John Rutter Brooke, 1838-1926
Entity Type:
Individual
Identifier:
ENT.000000825
Biography:
John Rutter Brooke was born in 1838 in Pottstown, Pennsylvania. He attended Ursinus College, and began his military career soon after graduation. He enlisted in the 4th Pennsylvania Infantry division in April 1861, but that division was dissolved early in the war. Brooke reenlisted, and was granted the rank of colonel at the age of 23, when he served as the commanding officer for the 53rd Pennsylvania volunteer regiment. Brooke’s regiment participated in many of the major battles of the Civil War, including Gettysburg and Antietam. Brooke suffered several injuries during the Civil War, but continued his military career in the post-bellum period. He served briefly in New Orleans, Louisiana, commanded the 3rd Infantry division during the westward campaign that drove American Indian people onto reservations, and was later moved to command the Department of the Platte in Omaha, Nebraska.

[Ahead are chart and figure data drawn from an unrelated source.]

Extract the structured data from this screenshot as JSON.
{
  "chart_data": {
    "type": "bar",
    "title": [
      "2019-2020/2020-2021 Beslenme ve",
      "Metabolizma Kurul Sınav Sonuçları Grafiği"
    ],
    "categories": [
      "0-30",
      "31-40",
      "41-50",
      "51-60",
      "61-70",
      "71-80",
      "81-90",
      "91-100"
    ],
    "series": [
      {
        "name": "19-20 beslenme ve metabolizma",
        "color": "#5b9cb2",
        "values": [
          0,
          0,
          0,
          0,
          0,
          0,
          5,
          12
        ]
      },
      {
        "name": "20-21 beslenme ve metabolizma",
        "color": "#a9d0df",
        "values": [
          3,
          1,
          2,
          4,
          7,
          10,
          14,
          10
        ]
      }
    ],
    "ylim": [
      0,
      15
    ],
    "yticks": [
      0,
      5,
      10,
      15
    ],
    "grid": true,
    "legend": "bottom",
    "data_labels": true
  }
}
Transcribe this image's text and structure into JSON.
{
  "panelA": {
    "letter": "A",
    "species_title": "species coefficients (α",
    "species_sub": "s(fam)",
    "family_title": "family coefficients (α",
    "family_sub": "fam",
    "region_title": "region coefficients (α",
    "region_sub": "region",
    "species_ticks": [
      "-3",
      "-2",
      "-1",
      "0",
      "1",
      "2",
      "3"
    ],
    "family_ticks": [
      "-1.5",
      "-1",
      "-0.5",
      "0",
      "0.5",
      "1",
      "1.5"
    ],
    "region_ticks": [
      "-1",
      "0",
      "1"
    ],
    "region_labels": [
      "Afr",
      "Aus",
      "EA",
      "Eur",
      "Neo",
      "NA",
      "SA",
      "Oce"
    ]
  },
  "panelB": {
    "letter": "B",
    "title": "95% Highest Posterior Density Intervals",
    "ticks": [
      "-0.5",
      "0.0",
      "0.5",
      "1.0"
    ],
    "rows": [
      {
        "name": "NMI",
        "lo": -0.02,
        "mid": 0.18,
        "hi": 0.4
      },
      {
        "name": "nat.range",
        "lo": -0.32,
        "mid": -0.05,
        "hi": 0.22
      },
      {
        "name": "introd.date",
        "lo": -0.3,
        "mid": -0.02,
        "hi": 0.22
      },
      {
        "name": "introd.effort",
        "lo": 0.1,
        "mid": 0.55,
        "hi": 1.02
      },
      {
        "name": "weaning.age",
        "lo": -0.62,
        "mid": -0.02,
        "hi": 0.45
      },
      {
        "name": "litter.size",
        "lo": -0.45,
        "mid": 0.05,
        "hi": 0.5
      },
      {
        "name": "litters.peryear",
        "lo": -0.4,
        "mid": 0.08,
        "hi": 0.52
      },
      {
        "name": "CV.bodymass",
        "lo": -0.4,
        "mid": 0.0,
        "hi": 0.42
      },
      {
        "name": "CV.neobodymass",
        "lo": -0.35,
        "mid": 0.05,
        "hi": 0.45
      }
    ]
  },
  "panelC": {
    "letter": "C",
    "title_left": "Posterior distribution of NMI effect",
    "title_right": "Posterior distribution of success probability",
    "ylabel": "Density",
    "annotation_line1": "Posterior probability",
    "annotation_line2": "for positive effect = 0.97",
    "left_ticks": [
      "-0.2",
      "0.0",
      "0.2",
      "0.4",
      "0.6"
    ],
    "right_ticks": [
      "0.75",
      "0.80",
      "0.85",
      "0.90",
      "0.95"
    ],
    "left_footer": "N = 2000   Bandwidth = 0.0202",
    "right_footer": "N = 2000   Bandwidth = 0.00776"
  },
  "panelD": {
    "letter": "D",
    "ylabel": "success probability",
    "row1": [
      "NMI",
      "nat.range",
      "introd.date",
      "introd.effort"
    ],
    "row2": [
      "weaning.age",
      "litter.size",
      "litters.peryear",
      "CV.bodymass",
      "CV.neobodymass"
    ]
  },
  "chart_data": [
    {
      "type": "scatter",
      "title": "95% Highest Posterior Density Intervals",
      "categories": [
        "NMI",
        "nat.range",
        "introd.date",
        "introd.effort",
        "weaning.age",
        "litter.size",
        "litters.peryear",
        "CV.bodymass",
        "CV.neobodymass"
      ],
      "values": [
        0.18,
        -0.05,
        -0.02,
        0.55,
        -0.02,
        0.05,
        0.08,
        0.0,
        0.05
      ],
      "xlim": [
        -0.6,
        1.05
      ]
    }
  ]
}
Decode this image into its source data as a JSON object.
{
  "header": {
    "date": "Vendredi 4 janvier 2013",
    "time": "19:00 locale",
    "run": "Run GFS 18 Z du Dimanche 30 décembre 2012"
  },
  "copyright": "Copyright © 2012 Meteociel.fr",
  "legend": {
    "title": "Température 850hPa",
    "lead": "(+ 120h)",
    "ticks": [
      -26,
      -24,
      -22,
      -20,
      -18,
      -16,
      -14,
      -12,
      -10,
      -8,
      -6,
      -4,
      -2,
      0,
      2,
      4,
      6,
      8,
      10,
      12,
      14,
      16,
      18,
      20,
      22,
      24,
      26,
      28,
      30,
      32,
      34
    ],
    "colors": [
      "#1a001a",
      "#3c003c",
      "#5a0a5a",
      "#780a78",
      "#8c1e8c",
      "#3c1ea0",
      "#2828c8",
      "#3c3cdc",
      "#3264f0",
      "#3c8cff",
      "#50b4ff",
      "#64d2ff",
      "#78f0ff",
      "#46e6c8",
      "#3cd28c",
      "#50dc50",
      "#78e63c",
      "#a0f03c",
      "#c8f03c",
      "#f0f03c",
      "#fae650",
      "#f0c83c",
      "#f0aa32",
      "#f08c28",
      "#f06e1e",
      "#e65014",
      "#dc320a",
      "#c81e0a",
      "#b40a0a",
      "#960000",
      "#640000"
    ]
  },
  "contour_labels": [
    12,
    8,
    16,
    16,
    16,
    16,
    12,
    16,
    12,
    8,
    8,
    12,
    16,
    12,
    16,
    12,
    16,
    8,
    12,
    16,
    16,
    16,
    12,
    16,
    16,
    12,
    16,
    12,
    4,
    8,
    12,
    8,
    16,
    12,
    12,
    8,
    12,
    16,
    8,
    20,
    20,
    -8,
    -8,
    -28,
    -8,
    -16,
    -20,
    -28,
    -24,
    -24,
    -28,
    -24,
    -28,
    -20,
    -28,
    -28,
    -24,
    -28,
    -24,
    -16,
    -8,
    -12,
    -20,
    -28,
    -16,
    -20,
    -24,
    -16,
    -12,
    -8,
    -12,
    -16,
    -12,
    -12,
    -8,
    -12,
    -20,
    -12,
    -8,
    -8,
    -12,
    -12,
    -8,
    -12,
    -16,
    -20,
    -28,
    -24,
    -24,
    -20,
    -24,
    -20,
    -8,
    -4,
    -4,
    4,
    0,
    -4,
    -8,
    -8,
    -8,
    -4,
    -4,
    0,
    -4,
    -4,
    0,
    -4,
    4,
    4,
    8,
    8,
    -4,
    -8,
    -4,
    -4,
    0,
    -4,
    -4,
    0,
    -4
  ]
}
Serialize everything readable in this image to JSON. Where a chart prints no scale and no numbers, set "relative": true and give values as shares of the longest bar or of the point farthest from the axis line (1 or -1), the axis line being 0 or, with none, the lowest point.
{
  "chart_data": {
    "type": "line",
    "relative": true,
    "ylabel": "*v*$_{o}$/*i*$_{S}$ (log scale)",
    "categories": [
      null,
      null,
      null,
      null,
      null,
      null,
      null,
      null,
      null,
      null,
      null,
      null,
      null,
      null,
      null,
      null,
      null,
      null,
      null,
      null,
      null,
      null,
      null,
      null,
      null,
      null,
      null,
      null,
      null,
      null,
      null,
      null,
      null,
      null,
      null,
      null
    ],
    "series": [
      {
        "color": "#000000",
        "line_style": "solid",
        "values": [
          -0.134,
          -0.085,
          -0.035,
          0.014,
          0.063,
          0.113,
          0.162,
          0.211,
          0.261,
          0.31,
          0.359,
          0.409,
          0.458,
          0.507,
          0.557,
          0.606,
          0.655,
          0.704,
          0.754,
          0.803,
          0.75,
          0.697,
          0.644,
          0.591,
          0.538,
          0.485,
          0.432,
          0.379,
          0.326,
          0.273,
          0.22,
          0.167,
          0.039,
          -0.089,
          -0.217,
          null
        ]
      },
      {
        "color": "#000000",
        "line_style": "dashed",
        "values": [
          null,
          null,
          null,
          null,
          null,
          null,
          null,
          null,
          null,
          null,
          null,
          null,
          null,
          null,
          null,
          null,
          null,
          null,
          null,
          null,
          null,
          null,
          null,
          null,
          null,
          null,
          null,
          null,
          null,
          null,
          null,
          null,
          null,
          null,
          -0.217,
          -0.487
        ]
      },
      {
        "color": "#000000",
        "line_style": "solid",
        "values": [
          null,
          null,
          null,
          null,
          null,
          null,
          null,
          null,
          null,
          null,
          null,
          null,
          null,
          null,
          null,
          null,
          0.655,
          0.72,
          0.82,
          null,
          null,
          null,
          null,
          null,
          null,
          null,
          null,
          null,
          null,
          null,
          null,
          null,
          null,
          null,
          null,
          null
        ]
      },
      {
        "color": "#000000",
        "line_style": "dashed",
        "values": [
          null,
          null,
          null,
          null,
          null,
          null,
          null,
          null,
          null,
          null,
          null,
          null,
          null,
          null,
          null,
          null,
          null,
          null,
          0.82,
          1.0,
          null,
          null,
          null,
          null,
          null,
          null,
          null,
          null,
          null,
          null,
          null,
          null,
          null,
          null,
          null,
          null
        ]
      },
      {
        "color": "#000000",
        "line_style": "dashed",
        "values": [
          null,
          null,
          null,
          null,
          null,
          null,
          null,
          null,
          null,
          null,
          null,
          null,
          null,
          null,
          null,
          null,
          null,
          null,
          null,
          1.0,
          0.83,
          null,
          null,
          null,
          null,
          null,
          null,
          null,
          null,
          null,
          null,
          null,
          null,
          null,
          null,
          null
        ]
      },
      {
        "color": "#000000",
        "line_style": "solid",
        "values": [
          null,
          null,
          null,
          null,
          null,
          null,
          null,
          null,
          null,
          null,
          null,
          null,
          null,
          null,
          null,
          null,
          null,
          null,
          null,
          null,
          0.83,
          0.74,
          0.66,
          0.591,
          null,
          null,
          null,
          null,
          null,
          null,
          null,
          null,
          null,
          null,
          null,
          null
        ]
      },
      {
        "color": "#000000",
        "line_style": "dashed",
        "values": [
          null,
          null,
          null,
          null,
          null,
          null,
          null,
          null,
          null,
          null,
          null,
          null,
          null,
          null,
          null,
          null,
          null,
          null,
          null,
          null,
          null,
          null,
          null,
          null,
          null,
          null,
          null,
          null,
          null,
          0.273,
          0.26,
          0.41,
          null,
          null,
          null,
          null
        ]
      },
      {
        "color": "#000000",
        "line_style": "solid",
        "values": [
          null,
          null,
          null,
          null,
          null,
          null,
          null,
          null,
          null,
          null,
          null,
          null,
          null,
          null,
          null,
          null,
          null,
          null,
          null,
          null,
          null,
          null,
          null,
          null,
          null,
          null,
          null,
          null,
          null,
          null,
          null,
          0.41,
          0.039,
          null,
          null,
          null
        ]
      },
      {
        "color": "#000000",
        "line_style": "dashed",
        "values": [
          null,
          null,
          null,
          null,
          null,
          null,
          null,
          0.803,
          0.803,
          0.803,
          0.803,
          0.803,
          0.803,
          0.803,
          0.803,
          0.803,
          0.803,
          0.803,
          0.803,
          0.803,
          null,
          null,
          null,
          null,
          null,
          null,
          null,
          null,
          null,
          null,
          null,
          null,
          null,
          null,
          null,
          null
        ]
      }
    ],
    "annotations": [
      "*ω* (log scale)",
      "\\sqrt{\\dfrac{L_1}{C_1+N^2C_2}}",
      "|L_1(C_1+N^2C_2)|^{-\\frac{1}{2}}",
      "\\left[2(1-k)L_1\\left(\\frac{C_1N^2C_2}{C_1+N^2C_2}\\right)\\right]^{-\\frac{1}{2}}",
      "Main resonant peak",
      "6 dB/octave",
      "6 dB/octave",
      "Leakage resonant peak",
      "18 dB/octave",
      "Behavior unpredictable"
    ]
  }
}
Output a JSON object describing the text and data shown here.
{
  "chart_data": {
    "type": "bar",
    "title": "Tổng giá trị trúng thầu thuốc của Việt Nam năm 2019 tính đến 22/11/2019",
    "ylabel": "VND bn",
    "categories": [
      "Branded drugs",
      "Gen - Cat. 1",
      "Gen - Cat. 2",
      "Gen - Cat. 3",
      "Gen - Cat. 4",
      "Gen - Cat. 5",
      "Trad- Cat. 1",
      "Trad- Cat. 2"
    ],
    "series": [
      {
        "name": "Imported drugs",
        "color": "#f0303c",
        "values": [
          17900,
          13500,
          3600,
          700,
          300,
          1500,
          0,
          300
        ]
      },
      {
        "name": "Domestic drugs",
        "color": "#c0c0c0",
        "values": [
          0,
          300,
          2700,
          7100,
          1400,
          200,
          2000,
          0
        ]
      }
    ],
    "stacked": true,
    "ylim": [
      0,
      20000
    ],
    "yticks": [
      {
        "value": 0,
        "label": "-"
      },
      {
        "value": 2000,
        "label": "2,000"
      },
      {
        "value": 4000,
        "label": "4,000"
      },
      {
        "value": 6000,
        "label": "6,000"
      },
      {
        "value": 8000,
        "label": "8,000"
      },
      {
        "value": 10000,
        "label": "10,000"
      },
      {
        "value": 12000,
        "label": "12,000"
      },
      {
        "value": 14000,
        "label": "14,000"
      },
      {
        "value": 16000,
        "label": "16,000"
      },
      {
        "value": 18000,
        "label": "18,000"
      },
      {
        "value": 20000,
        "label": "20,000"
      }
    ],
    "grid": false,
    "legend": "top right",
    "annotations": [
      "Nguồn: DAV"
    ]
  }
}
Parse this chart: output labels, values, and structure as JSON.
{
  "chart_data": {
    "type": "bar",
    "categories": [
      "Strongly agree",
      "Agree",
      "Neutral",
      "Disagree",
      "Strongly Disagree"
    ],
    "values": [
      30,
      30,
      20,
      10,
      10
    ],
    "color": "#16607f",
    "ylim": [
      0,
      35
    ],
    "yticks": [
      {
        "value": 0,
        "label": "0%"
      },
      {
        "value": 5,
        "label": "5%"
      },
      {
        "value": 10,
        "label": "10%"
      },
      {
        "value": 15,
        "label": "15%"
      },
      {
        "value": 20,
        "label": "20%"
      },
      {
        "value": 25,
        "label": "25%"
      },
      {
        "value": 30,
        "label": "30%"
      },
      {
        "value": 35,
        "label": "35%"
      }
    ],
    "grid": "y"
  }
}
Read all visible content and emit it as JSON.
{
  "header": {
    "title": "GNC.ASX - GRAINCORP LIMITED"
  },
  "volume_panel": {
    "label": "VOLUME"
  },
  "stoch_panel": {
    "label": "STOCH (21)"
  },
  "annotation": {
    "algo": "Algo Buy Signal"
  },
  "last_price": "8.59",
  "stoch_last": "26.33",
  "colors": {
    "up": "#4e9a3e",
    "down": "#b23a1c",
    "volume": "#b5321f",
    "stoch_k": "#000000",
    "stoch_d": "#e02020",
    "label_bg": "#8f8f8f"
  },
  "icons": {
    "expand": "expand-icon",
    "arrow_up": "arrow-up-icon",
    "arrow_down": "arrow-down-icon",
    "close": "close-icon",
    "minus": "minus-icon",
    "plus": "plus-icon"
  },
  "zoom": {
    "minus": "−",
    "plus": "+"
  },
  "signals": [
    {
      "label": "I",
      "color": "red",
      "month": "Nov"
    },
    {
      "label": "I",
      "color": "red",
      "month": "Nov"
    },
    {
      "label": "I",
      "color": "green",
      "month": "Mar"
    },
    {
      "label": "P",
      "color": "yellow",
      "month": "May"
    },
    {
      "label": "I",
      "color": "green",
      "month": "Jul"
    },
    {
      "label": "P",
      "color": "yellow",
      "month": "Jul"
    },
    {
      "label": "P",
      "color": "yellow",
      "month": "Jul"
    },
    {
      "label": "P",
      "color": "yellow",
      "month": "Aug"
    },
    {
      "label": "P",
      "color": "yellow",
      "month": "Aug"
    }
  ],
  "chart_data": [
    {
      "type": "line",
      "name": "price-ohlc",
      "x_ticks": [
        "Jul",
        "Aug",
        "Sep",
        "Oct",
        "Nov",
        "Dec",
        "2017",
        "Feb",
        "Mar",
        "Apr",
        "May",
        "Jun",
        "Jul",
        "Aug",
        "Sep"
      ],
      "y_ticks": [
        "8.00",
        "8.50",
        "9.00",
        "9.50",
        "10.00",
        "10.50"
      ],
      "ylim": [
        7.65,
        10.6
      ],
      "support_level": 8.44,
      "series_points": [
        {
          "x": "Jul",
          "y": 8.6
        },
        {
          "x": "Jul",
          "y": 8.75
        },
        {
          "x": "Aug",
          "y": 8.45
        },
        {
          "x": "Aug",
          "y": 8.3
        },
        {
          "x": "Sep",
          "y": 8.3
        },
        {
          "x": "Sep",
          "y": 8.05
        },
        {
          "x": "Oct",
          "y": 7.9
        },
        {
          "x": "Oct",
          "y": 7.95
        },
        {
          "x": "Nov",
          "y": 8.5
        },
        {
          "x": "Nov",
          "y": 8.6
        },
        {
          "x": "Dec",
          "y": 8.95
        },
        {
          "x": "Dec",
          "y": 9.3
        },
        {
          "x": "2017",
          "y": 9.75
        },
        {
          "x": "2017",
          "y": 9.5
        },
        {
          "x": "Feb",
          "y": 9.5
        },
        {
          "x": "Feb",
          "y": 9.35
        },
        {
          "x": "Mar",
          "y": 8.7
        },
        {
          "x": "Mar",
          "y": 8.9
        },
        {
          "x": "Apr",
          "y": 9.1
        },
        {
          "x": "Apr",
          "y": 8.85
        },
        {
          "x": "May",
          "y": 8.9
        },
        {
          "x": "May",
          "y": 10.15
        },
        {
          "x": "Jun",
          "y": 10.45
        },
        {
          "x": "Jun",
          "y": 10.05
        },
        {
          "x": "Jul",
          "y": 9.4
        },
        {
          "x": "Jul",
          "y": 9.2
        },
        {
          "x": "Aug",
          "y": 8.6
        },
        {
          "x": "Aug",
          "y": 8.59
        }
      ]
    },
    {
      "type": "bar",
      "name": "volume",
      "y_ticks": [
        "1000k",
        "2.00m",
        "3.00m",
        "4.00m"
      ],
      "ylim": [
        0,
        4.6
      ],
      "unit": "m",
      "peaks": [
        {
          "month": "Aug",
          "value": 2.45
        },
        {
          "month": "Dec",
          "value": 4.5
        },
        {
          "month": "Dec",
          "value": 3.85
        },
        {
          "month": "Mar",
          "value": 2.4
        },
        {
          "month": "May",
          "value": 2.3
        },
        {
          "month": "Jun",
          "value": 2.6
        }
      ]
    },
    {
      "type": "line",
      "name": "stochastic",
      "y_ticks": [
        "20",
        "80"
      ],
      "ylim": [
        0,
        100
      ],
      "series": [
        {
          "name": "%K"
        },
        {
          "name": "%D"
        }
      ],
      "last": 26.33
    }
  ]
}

Under the direction of General Miles, Brooke led the 7th Cavalry in its “Sioux Campaign” in 1890. This military campaign was spurred by the rise of the Ghost Dance religion on the Dakota/Lakota reservations at Standing Rock and Pine Ridge in the spring of 1890. Settlers were threatened by what they perceived to be a preparation for war, and the United States military responded by building up forces around the reservations. Military officials began to pursue numerous tribal leaders, and attempted to force an end to the Ghost Dance religion, which prophesied that the damaged land would rejuvenate, the buffalo would return to the plains, the white settlers would leave Indian lands, and ancestors would return if the followers danced in the prescribed manner. When it became clear that the dancers would not surrender, the 7th Cavalry centered its forces along Wounded Knee Creek, where Lakota families had been camped. Most of the Lakota men had been disarmed, but on December 29, 1890, after an escalation of force, the cavalry killed several hundred men, women, and children in what would become known as the Wounded Knee massacre. Brooke stood behind the actions of the 7th Cavalry at Wounded Knee, and continued to rise in the military ranks. After several more years at the Platte, Brooke was promoted to command the 1st Corps of the Army during the Spanish-American War, when he was appointed military governor of Puerto Rico and, later, Cuba in 1898-1899. Upon his return to Washington, Brooke was made the commanding officer of the Department of the East on Governor’s Island, New York, at the rank of brigadier general, the post from which he retired in 1902. Brooke lived in Philadelphia until his death in 1926.